Kévin Le Nouail : Le biais que nous reprenons va être un biais américain. Globalement, sur la partie equity, ça a été évoqué. Évidemment, ce décalage de banque centrale aujourd'hui nous convient. Il nous semble que le plus dur est passé, mais j'ai l'impression que ça fait quelques mois que nous en parlons. Donc, nous tenons ce billet américain, nous le renforçons quelque peu, notamment sur des positionnements value. Au contraire de ce que l'on peut penser potentiellement, nous reviendrons sur la croissance à partir du moment où nous aurons une Fed qui se détendra, au moins dans le discours. Nous ne parlons pas encore des taux, donc potentiellement pas avant le T2 de 2023. En l'occurrence, après, en termes de pondération, nous sommes plutôt sur un 60-40. Si on doit représenter les choses très crûment. À mon avis, elle ne le représente pas, vous le savez, puisque nous avons uniquement des portefeuilles non profilés. Mais j'allais dire qu'en moyenne, sur un investisseur équilibré puisque c'est le grand terme, un 60-40, à mon avis, peut retrouver sa place. La difficulté étant la devise.
Grégoire Favet : Oui, avec un dollar qui commence à donner des signes de détente, de plus en plus.
Kevin Le Nouail : Ce qui concourt, on n'a pas le temps d'en parler, mais ce qui concourt à racheter aujourd'hui potentiellement le S&P équi-pondéré d'ici le T2, évidemment.

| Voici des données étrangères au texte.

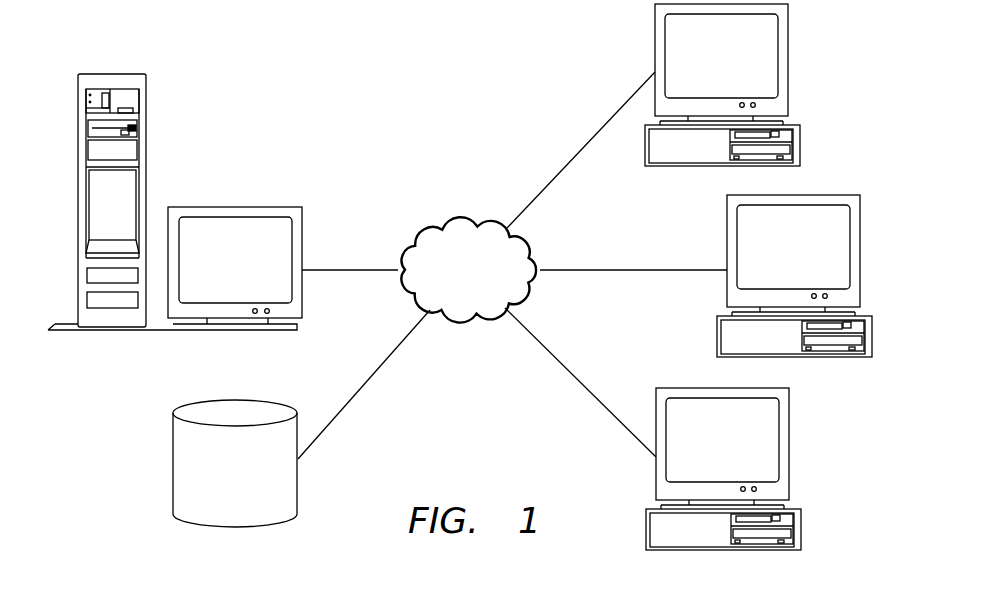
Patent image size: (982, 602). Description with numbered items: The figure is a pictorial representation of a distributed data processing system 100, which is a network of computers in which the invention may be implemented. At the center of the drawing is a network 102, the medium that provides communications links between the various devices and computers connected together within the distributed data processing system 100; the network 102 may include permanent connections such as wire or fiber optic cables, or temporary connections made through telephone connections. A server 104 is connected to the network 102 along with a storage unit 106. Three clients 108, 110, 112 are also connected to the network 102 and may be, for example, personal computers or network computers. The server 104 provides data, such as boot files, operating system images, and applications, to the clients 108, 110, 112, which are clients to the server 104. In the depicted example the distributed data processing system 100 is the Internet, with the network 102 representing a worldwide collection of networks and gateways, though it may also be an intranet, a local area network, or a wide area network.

The distributed data processing system 100 is at (297, 66).
The network 102 is at (449, 296).
The server 104 is at (218, 270).
The storage unit 106 is at (216, 504).
The client 108 is at (703, 71).
The client 110 is at (776, 261).
The client 112 is at (704, 454).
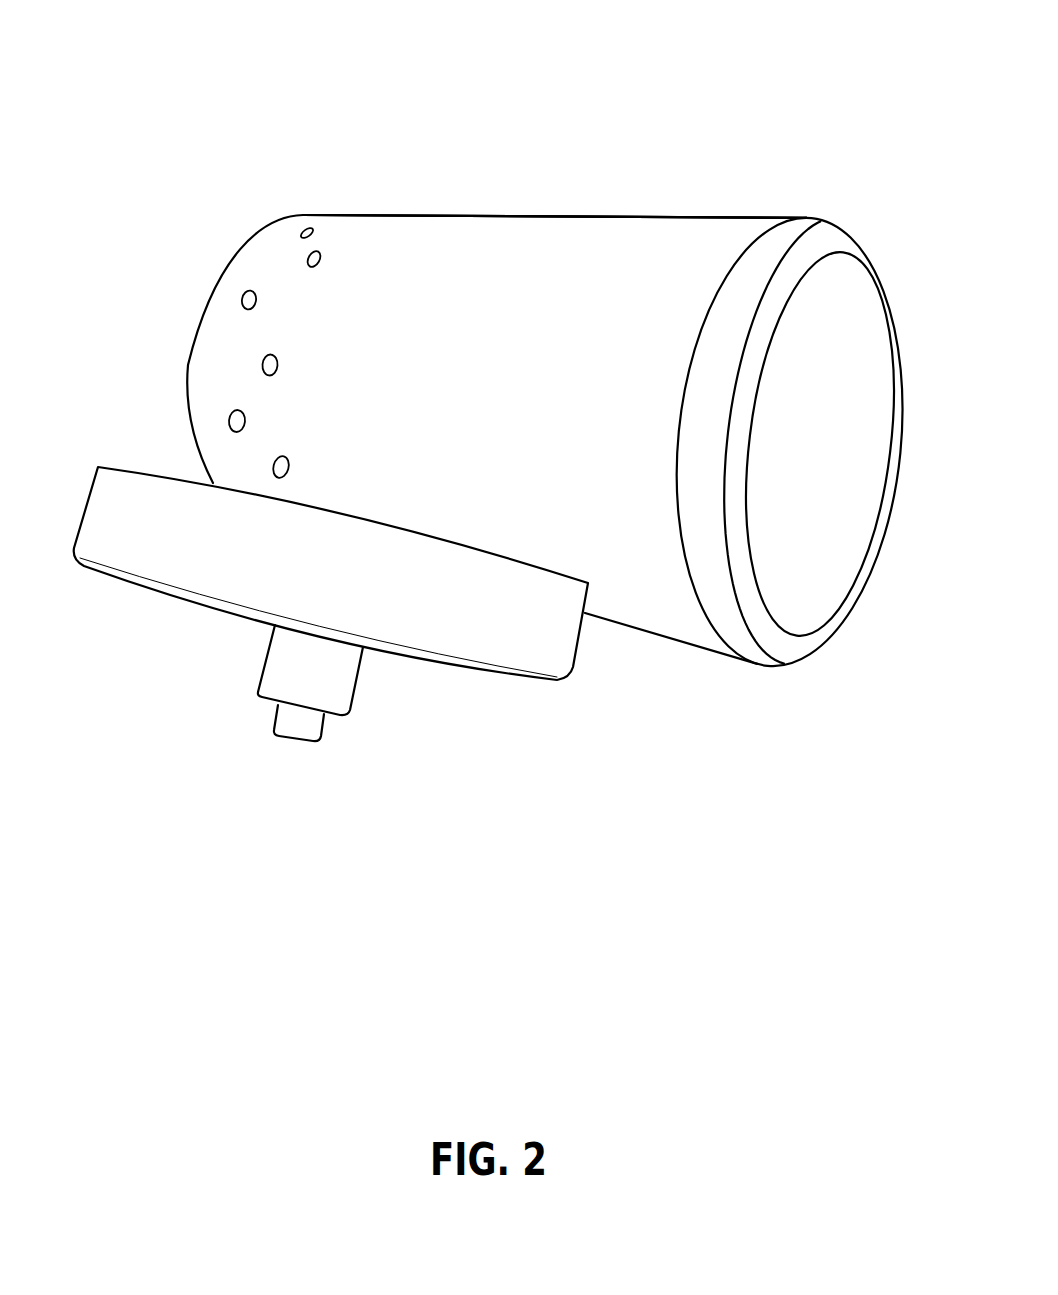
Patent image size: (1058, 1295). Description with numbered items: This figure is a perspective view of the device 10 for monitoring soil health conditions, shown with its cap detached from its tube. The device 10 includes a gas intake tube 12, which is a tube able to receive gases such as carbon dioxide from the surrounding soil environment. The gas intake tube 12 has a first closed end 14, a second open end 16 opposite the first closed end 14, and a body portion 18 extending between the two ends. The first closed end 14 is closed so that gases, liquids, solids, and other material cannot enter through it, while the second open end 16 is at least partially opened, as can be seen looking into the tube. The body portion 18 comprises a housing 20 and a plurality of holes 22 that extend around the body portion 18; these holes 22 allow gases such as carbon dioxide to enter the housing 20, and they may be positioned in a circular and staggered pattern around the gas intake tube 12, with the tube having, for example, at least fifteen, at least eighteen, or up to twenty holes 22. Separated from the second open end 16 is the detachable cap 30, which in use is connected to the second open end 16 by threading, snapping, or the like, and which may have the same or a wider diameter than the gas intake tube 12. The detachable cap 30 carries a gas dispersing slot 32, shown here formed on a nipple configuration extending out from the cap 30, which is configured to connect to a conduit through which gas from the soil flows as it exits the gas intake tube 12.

Grégoire Favet : Merci beaucoup Kevin. On se retrouve régulièrement pour évoquer ces sujets d'investissement avec vous. Kevin Le Nouail, qui était notre invité également en plateau aujourd'hui dans cette édition de Smart Bourse de la mi-journée, directeur des investissements chez Avant-Garde Family Office, on se retrouve à 17h00 en direct sur Be Smart.